The city’s east side is seeing major action as developers bring new retail and residential projects to the table — and raise questions about the area’s economic future and traffic.
Plans to demolish the empty 141,000-square-foot Breuner’s store at 1133 Industrial Road and build 95,000 square feet of new retail space head to the Planning Commission for a vote at the end of January, according to Planning Director Liz Cullinan. Meanwhile, developer John Baer is proposing a mixed-use project with 35,000 square feet of retail plus 150 residential units at 767 Industrial Road, the former Praxair site.
Both projects will be heard by the city’s government affairs committee Friday. They come at a time when San Carlos is weighing the merits of allowing the Palo Alto Medical Foundation to build a new medical center on 18 acres on Industrial Road at Holly Street.
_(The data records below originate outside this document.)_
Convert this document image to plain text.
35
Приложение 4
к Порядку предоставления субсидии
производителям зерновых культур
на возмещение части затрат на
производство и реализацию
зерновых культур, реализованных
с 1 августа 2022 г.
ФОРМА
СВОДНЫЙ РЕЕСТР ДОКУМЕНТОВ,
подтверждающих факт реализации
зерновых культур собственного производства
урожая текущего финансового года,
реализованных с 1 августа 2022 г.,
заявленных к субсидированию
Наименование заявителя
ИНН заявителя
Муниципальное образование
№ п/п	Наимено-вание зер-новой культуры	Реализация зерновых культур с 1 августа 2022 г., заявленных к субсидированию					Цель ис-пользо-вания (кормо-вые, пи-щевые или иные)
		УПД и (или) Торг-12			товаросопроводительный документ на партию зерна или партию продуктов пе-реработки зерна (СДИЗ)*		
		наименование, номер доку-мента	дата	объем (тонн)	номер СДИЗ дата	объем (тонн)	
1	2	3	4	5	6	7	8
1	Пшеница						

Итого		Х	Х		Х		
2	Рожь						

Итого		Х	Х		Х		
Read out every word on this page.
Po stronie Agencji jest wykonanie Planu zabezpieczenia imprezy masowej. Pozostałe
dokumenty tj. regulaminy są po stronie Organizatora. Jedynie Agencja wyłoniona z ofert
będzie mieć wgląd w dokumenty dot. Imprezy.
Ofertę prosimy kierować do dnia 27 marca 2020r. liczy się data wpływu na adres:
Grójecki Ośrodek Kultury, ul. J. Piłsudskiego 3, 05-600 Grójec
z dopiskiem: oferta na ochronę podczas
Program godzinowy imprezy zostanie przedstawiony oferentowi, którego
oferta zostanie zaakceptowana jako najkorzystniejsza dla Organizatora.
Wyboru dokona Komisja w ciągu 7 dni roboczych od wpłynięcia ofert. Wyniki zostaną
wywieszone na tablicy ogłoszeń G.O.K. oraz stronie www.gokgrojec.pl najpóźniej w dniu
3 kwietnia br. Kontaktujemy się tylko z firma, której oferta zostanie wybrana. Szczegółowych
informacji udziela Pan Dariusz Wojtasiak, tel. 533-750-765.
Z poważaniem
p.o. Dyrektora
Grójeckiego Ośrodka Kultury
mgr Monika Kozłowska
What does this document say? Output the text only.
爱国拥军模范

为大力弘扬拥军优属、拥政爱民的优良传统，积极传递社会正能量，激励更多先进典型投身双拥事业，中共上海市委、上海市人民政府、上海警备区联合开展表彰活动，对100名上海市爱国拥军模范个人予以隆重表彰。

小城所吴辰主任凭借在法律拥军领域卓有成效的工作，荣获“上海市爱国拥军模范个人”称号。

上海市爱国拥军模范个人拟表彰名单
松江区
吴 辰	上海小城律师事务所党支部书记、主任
The trio could represent a major shift for the formerly industrial region of the city.
"[The area] is really becoming something else, with businesses like Velocity Gym, the boxing studio and new office and retail," Baer said. "Once you bring in the medical center, why call it Industrial Road anymore?"
Many see the region east of El Camino Real as a prime spot for "regional retail," such as the Best Buy and REI stores there now. Adding more should create additional revenues for the city at a time when its residents appear to be shopping elsewhere, according to Planning Commissioner Alex Phillips.
A recent countywide study showed that while San Carlos residents provide 6 to 7 percent of the county’s income, its businesses provide only 4 percent of county sales taxes.
An examination of eastside development by the city’s economic commission has been put on hold until the city makes its decision on PAMF, according to resident and commissioner Scot Marsters.
Marsters likes the Breuner’s proposal, but says the city needs to resume looking at the bigger picture for the east side.
"Everything is still up in the air," Marsters said. "There needs to be an update of the eastside specific plan but that can’t be done until the PAMF decision has been made."
However, many in the city have questioned how much traffic the region can absorb, and environmental reviews of the PAMF and Breuner’s projects have shown they are likely to boost traffic significantly.
"Once capacity is reached we won’t be able to develop [on the east side] any more," Phillips said.